The first, and arguably the most frequent cause of browning leaf tips on calathea is sunlight exposure. Too much sun will inevitably fry leaves; the photo of the roseopicta above is a great example of a calathea that gets about two hours too much sunlight per day.
To remedy this issue, move your plant further away from its primary light source. If there are very bright artificial lights, like LEDs, in the room, the plant could be getting an excess of that on top of the natural sunlight it may get from a nearby window.
The next possibility is always a lack of moisture. Whether it be an underwatering issue or humidity issue, both can be solved: try to set reminders for yourself to water more frequently during the growing season, and water less during the darker, colder months.

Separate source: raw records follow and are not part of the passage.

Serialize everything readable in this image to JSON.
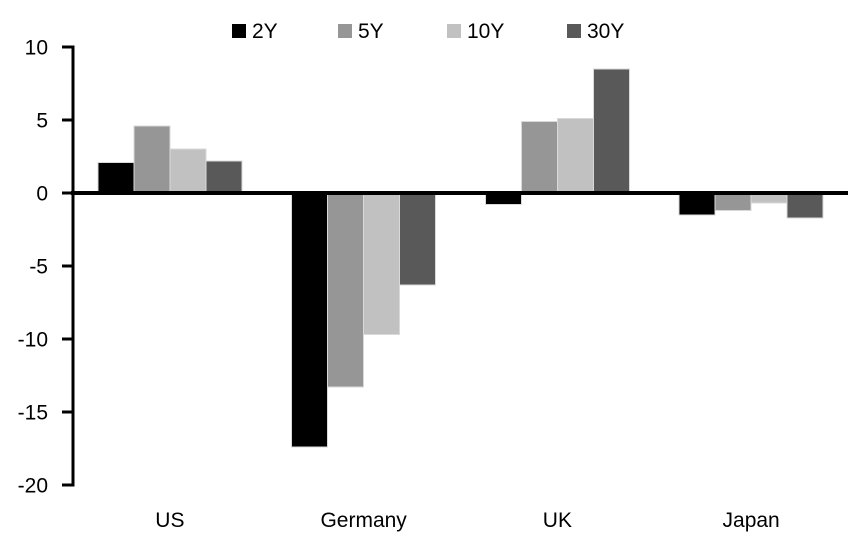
{
  "chart_data": {
    "type": "bar",
    "title": "",
    "xlabel": "",
    "ylabel": "",
    "categories": [
      "US",
      "Germany",
      "UK",
      "Japan"
    ],
    "series": [
      {
        "name": "2Y",
        "color": "#000000",
        "values": [
          2.1,
          -17.4,
          -0.8,
          -1.5
        ]
      },
      {
        "name": "5Y",
        "color": "#969696",
        "values": [
          4.6,
          -13.3,
          4.9,
          -1.2
        ]
      },
      {
        "name": "10Y",
        "color": "#C1C1C1",
        "values": [
          3.0,
          -9.7,
          5.1,
          -0.7
        ]
      },
      {
        "name": "30Y",
        "color": "#595959",
        "values": [
          2.2,
          -6.3,
          8.5,
          -1.7
        ]
      }
    ],
    "ylim": [
      -20,
      10
    ],
    "yticks": [
      10,
      5,
      0,
      -5,
      -10,
      -15,
      -20
    ],
    "grid": false,
    "legend_position": "top",
    "axis_color": "#000000",
    "background": "#ffffff",
    "bar_outline": "#d9d9d9"
  }
}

If your watering schedule seems to be in good shape, then your issue is most likely humidity. Calathea plants, being native to very humid regions of Central and South America, need a lot of humidity from the air.
To provide humidity, set up a tray underneath your calathea full of pebbles with a nice, even layer so that your plant can sit on top without tipping. Fill the tray to the top with water, just enough to reach the top of the pebbles, but not so much that it could spill over.
Alternatively, plant humidifiers can be found both online and in most big box stores. They’re incredibly easy to use, and will help make all your plants feel more at home. For this to be effective, use it within five feet of the calathea in question.